Wednesday, June 15, 2011

The Ghost Wins--No Contest

When I was little I was afraid of the top floor of my grandmother's house.   I didn't love the basement because it was dark and dirty and empty except for the furnace, the washing machine, and maybe some boxes or other things of little note.  But I wasn't afraid.  I was perfectly fine on the first floor, which held the kitchen, the bathroom, and the dining room.  It also had a creepy little bathroom near the back door with an ancient toilet and a really tiny sink.  It was old and dingy, but I wasn't afraid.  The second floor had a small bedroom where Aunt Bridgie slept, a big bedroom that Nana and Kathleen (her daughter) shared, and a living room.  I was fine there.

But when you went upstairs to the third floor, there was a two by three foot rectangular hole in the ceiling.  A metal ladder was bolted into the hall and led over the stairs to the hole.  I was never up there.  It was black.  I touched the ladder on occasion with the intention of climbing up and looking around, but I never made it past the second rung.  I am assured by both my mother and aunt that there was nothing up there but old clothes and photographs, but never, not even as an adult living there, did I seriously consider exploring.  Over the course of my life I have dreamt of the hole in the ceiling.  In these dreams I have found brightly furnished pleasant rooms with staircases leading to shabbier rooms, with ladders leading to storage rooms, with ladders leading to dark, foreboding, horrible secret hiding places complete with the preserved remains of murder victims from past generations.

But the attic wasn't the problem.  If I left it alone, it left me alone.  There was something wrong with the whole apartment, especially the hallway.  When I lived there I felt perfectly safe.  I slept for ten months in the front room, which I had strong reservations about.  When I was 18 the family gathered downstairs for some occasion.  My cousin Gavin, who I only saw a few times a year, was about 15.  He was sent to the upstairs kitchen to get ice from the freezer.   After he was gone for an unreasonable amount of time I was sent to find Gavin and the ice.  I found him waiting for me on the bottom step.  "It's about time you came," he said.  "I'm not going up there alone."  I looked at him questioningly and together we ran up two flights of stairs, grabbed the ice, and tore back downstairs.  A few hours later, his sister Geraldine, who was about 25, and who I saw only once or twice in a year of two, came over.  She suggested we go upstairs to get away from everyone.  Gavin and I  settled on the sofa, while Geri sat on the floor a few feet away.  The cat, Lance, was sleeping curled up on the floor.  We got to talking about how we were all scared of the third floor  for as long as we could remember.  We talked about the attic.  We talked about our hunchbacked grandfather who lived up there alone until his death about ten years earlier.  We agreed that the hall made us queasy and that there was something not right about the front room.  As we talked about the front room, the cat jumped up with a yowl, fur up, and stared into the darkness of the front room.  The three of us bolted through the door and thundered downstairs.  That was enough of that.

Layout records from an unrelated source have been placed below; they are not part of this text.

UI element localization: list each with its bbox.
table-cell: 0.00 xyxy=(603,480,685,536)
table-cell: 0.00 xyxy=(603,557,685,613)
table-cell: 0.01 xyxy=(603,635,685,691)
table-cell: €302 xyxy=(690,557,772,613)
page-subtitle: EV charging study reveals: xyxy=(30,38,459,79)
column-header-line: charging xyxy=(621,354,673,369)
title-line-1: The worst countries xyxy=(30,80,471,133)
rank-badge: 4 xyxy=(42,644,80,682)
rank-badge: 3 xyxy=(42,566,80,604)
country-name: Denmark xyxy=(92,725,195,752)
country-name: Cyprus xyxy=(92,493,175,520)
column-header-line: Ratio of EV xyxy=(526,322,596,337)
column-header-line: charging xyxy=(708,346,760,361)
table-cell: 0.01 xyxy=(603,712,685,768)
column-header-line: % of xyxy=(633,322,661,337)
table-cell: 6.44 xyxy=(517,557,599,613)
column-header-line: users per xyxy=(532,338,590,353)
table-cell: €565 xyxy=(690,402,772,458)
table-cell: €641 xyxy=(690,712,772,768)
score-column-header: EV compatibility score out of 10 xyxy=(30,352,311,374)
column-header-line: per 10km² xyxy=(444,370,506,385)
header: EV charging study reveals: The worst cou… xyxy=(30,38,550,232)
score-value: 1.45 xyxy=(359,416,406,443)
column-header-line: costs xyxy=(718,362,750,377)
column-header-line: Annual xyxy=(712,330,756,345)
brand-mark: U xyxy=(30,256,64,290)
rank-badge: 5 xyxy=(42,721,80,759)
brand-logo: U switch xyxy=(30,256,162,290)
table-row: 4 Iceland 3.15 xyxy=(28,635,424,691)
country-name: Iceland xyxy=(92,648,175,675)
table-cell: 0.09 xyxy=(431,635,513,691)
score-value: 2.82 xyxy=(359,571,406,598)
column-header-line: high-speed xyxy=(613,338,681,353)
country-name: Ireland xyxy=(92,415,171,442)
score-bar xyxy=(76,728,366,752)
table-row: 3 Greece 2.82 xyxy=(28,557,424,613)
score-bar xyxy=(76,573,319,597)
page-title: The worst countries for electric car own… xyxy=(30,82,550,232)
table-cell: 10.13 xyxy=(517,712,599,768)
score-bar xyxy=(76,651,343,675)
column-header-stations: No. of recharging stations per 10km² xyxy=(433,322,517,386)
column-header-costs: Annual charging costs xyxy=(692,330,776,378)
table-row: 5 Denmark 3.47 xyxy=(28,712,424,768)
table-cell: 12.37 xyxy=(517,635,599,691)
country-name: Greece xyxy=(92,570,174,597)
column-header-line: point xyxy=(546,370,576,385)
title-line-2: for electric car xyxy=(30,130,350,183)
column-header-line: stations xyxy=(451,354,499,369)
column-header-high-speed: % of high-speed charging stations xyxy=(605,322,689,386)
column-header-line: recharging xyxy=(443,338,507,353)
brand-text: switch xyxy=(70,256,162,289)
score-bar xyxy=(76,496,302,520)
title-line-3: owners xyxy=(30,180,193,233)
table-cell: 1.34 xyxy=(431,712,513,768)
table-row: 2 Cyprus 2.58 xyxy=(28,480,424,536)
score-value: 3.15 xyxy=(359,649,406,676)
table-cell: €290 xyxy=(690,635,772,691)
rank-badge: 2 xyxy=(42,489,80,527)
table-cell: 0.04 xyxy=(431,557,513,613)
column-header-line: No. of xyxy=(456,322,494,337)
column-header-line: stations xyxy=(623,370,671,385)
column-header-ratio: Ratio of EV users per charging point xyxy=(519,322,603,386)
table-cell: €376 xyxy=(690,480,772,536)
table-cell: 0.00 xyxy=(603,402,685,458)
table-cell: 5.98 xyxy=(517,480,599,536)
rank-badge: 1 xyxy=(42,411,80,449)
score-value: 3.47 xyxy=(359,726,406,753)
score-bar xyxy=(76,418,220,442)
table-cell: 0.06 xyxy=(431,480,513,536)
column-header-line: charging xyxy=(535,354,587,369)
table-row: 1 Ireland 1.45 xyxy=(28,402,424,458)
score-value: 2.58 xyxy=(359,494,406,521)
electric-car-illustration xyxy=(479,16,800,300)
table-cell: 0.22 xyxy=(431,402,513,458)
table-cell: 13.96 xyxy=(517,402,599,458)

When, four years later, we were offered the upstairs apartment, I immediately said no.  BP, with dollar signs in his eyes, a healthy measure of common sense, and no experience with the third floor, talked me into it.  Rent free is a good deal.  But truthfully, in the ten months we lived there we were 99% incident free.  There was just one problem on one morning.

I was alone in the house.  Nana and Kathleen were away on vacation.  BP had gone to work.  I was in the bathroom doing my hair.  I heard footsteps in the hall.  I went into the hall and listened.  Nothing.  I returned to the bathroom.  I heard footsteps in the hall.  I stopped, looked, and listened.  I unplugged my curling iron, grabbed my purse and jacket, and went to work.  Something was present and walking in it's apartment.  I was not going to get in the way.